L’augmentation du nombre de suicides chez les adolescents au cours des dernières années a fait couler beaucoup d’encre. Afin, littéralement, d’obtenir une image de ces données, de comparer les dernières années avec les décennies précédentes et de voir comment les taux diffèrent entre les jeunes hommes et les jeunes femmes, j’ai compilé des données provenant des registres tenus par les Centres de contrôle et de prévention des maladies (CDC) pour créer le graphique suivant, ainsi qu’un tableau des données figurant dans le graphique. [Vous pouvez constater que je suis de la vieille école. J’ai trouvé plus facile de dessiner le graphique sur du papier millimétré que de trouver comment le faire sur Excel et placer les points au bon endroit].


Un certain nombre d’éléments ressortent du graphique.
Tout d’abord, quelle que soit l’année, le taux de suicide est beaucoup plus élevé chez les hommes que chez les femmes. Il est souvent rapporté que les femmes tentent plus souvent de se suicider que les hommes, mais leurs méthodes sont moins mortelles et sont inversées par le traitement.
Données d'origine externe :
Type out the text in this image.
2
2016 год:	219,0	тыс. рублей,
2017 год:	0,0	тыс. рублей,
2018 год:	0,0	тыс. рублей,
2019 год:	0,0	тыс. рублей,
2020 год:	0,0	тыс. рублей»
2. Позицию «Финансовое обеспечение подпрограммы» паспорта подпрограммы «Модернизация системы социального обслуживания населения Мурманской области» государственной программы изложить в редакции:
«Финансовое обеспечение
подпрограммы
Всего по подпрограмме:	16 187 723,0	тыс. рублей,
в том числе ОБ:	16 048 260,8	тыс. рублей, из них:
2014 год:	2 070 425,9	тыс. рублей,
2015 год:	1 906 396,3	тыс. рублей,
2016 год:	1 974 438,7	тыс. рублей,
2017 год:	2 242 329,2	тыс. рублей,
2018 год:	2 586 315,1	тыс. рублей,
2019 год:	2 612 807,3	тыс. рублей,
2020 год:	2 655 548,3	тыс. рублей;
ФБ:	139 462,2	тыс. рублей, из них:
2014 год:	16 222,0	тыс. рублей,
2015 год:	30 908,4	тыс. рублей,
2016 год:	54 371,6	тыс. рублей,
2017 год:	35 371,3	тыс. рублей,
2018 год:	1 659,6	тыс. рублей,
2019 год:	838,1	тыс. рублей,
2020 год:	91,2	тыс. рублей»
Toutefois, lorsqu’une tentative de suicide n’entraîne pas la mort, il est difficile de savoir s’il s’agit d’une véritable tentative ou d’une façon dramatique d’appeler à l’aide.
La deuxième chose à noter est l’augmentation considérable, presque linéaire, du taux de suicide chez les adolescents de sexe masculin entre 1950 et 1990. Le taux pour 100 000 individus a été multiplié par plus de cinq, passant de 3,5 à 18,1. En revanche, l’augmentation du taux chez les filles au cours de ces mêmes années n’a été que d’un peu plus de deux fois, passant de 1,8 à 3,7.
Le troisième fait marquant est la chute brutale du nombre de suicides chez les hommes entre 1990 et 2002 et la baisse plus modeste du taux de suicide chez les femmes au cours de cette période de 12 ans.
Le quatrième fait marquant est que le taux de masculinité a de nouveau fortement augmenté entre 2010 et 2018. En fait, au cours de cette période, il a augmenté à peu près au même rythme qu’entre 1970 et 1990, bien qu’il n’ait pas tout à fait atteint le pic de 1990. Le taux de chômage des femmes a également augmenté entre 2010 et 2018, à un rythme plus élevé qu’au cours de toutes les périodes précédentes, mais la pente de l’augmentation est restée bien inférieure à celle des hommes. [Entre parenthèses, je note que la baisse du taux de suicide en 2020 est très probablement due à la diminution du nombre de suicides au cours des mois où les écoles étaient fermées pour la COVID – pour en savoir plus à ce sujet, voir ici].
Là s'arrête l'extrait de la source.